The Mayan calendar ended this month. Contrary to the “predictions,” it wasn’t the end of the world, just the end of Mayan content. To avoid having your company come up short on content, let’s take a quick look at the history of web content and trends for 2013.
The Development of SEO and Content Marketing
The web has been based on two things – text and links. As with any new idea or product, the initial iterations were easy to abuse, fake and duplicate.
Many of us remember the early tricks: fonts the same color as the background, hidden text, and keyword-stuffed pages. Early Google updates, like Florida, forced webmasters to create content instead of text.
Links were easy to place, but they still needed a vehicle. Content writing sites developed to meet webmasters’ and SEOs’ needs for link-carrying content. During this time, links were the name of the game, and SEOs were looking for the best balance of cost and quality.
In February 2011, Panda fundamentally changed website creation and promotion. The quality and depth of the content of the site came under attack. Webmasters and SEOs who were used to thin content were pushed to include more meaty pieces.
Site developers who were used to slow rollouts and random content updates found a renewed importance in consistently developing readable content. However, since there were a variety of standard, functioning link-building tactics, SEOs focused on pumping out content and using those networks while they could. The number of content creation companies and providers exploded – along with the need for higher quality content.
In April 2012, the other side of the SEO equation, links, came under fire.
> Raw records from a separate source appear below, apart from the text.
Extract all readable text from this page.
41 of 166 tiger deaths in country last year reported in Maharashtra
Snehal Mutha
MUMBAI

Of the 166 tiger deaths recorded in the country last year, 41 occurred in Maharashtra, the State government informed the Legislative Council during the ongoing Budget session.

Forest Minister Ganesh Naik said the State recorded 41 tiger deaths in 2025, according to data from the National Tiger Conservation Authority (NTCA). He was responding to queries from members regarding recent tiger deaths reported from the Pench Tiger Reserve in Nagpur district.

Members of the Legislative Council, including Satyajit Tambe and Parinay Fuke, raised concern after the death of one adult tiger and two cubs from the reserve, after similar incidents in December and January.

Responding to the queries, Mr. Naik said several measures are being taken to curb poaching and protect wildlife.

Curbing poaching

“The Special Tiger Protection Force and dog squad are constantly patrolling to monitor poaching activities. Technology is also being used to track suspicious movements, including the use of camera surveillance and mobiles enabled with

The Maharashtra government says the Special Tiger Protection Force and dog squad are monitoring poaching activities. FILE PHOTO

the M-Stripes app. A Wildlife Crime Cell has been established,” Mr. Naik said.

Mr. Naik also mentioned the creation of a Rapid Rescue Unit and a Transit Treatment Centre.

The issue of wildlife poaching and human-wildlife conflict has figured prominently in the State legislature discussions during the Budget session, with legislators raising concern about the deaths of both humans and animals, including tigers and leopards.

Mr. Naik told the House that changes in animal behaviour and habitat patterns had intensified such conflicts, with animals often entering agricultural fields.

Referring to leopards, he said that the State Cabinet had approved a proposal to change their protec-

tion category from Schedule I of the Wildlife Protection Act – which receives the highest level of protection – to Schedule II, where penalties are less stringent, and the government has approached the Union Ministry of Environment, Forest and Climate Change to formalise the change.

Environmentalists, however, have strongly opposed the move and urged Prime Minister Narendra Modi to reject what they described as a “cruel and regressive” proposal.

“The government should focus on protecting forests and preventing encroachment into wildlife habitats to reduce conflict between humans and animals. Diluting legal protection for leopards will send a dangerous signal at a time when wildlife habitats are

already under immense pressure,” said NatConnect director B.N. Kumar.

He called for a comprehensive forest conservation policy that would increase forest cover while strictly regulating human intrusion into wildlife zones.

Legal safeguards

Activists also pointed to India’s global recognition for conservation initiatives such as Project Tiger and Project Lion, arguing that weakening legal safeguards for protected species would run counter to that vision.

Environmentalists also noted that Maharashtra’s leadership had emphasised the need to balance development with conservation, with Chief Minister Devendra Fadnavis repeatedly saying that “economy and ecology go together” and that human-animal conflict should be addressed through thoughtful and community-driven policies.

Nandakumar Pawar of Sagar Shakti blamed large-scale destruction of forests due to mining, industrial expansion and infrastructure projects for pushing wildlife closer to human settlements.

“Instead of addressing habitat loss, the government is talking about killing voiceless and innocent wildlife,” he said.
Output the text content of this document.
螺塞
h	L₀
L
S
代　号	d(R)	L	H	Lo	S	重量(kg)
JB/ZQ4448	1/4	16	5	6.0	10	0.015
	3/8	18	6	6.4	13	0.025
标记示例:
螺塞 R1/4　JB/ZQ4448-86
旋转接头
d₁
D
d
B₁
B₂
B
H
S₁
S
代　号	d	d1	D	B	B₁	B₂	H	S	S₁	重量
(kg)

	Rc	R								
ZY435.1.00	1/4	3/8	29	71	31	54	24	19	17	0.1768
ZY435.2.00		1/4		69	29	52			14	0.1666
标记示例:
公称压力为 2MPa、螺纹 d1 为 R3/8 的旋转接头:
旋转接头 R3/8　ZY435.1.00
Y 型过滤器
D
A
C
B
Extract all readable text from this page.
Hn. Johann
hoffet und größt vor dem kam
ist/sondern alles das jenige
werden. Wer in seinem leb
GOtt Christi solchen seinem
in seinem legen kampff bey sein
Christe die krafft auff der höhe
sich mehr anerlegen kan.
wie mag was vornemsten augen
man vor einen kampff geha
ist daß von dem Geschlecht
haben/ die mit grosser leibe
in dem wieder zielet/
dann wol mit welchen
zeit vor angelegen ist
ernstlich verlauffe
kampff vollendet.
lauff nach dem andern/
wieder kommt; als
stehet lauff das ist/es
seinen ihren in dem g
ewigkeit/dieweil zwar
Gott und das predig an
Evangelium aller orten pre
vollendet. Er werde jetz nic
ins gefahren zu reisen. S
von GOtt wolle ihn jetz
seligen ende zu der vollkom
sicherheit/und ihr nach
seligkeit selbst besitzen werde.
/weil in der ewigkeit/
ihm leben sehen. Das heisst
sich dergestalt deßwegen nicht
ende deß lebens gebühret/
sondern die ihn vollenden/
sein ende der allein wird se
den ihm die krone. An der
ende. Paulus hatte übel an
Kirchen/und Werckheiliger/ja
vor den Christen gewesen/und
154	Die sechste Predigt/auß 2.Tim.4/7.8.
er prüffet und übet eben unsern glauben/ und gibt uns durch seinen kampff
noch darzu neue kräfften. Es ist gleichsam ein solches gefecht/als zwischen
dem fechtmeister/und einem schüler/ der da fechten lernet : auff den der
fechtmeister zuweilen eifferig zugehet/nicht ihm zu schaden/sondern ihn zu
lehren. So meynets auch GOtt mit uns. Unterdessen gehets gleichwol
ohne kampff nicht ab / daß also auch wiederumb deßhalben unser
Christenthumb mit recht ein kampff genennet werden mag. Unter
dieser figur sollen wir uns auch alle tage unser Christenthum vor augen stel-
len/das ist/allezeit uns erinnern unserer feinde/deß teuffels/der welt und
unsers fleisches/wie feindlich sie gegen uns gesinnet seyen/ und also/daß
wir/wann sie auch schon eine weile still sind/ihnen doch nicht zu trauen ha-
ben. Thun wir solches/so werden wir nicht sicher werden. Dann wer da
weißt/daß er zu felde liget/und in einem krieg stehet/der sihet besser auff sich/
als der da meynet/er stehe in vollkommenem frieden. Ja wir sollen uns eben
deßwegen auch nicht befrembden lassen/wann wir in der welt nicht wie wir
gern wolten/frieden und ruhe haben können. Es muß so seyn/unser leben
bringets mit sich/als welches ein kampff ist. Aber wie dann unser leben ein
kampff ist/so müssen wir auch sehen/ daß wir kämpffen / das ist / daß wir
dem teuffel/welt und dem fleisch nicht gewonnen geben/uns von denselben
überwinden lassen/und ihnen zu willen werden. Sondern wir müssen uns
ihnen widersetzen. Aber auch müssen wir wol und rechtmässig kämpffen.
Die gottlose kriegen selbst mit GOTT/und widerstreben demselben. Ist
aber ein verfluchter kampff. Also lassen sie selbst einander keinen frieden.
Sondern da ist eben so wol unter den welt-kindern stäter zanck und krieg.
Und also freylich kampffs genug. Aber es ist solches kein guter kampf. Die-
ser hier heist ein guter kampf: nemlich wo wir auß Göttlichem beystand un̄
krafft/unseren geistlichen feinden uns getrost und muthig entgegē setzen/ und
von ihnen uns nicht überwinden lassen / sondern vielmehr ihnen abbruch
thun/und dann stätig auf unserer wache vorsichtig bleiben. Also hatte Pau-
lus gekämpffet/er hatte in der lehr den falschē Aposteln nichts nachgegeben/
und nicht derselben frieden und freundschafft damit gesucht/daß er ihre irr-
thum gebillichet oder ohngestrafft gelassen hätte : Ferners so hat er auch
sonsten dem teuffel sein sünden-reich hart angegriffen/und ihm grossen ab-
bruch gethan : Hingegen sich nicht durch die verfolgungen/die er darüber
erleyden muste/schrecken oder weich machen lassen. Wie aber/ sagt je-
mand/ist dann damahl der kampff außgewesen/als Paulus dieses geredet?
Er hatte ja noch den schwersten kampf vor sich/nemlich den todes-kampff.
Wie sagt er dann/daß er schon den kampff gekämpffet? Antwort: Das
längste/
Paid links, link wheels, blog networks and other strategies for easily spreading content suddenly were penalized.
SEOs had learned that content had to be good; now the question became, “Where do I put this stuff?” Without the clear strategies to promote content and get links, content creation requests slowed as SEOs reconsidered their entire content marketing plan.
The Future of SEO and Content Marketing
So now what? The data shows that SEOs have learned that low-quality content won’t cut it, not with the current link building situation. High-quality content can bring in links with little effort, but there is a high risk of these strategies being abused.
The recent ICOA press release fiasco shows that even a process that has been successful for more than 50 years has its flaws and weaknesses. The key here is to find sustainable, quality strategies for long-term brand building.
Yet, we enter the paradox – the easier a strategy is, the more likely it will be abused and lead to penalties. Harder strategies aren’t as scalable and profitable. So SEOs will have to balance that fine line between using strategies that work for now and long-term, non-scalable solutions.
What does this all mean for the future of content? We can glean five clear trends from recent years.
1. Quality Content Rules
Clients are shifting not only to higher-end writers, but to subject matter experts. In 2013, demand will increase not just for good writers, but for good writers who know their stuff, to increase in 2013.
2. Content Needs a Voice, Personality, or Branding
Panda’s push for meatier content has led to many players covering the same low-hanging fruit. Add in Google’s preference for big brands, and companies face the challenge of separating themselves from similar vendors.
The mere presence of evergreen content will no longer rank for your keyphrase because your competitors have the same content. Marketers face the challenge of separating themselves from competitors not by price but by brand or personality.
3. Longer, More In-Depth Articles
The easy stuff has already been done, often to death. Longer articles tend to get more interaction according to SEOmoz, which helps with link building efforts. The insight represented by those pieces builds brand authority, builds trust with your clients, and improves conversions.
The trick with longer articles isn’t the word count but the ideas and concepts delivered. A concept or argument that adds to the knowledge graph will usually result in a longer article simply by its nature.
4. Social Media Grows in a Link Building Role (Especially With Bing)
The multiplicity of platforms means adapting or prefacing content for each social media platform. While this doesn’t necessarily fall in an SEO’s traditional bailiwick, agencies can help their customers out by preparing social-ready content.
Instead of creating just a piece of on-site content, have a tweet and a preface for Facebook or Google+ ready. That way, when you deliver, the client can easily promote the content. It can be as simple as asking your writers for a short summary or teaser.
5. More Multimedia
Recent studies have shown that photos boost post interaction. Videos have a similar but smaller effect.
Ensure that your visuals have the proper textual corollaries to be found. Use alt tags, captions and descriptions to enhance your visual content and improve accessibility. Videos should have either a script, edited for readability, a transcript, or at least a summary.
Some are already proclaiming infographics as passé, but there is still a case for these visual content pieces.
Together, we see the need for an overarching content strategy that coordinates written, video, and visual content pieces with social media that fully engage audiences and add to the knowledge graph.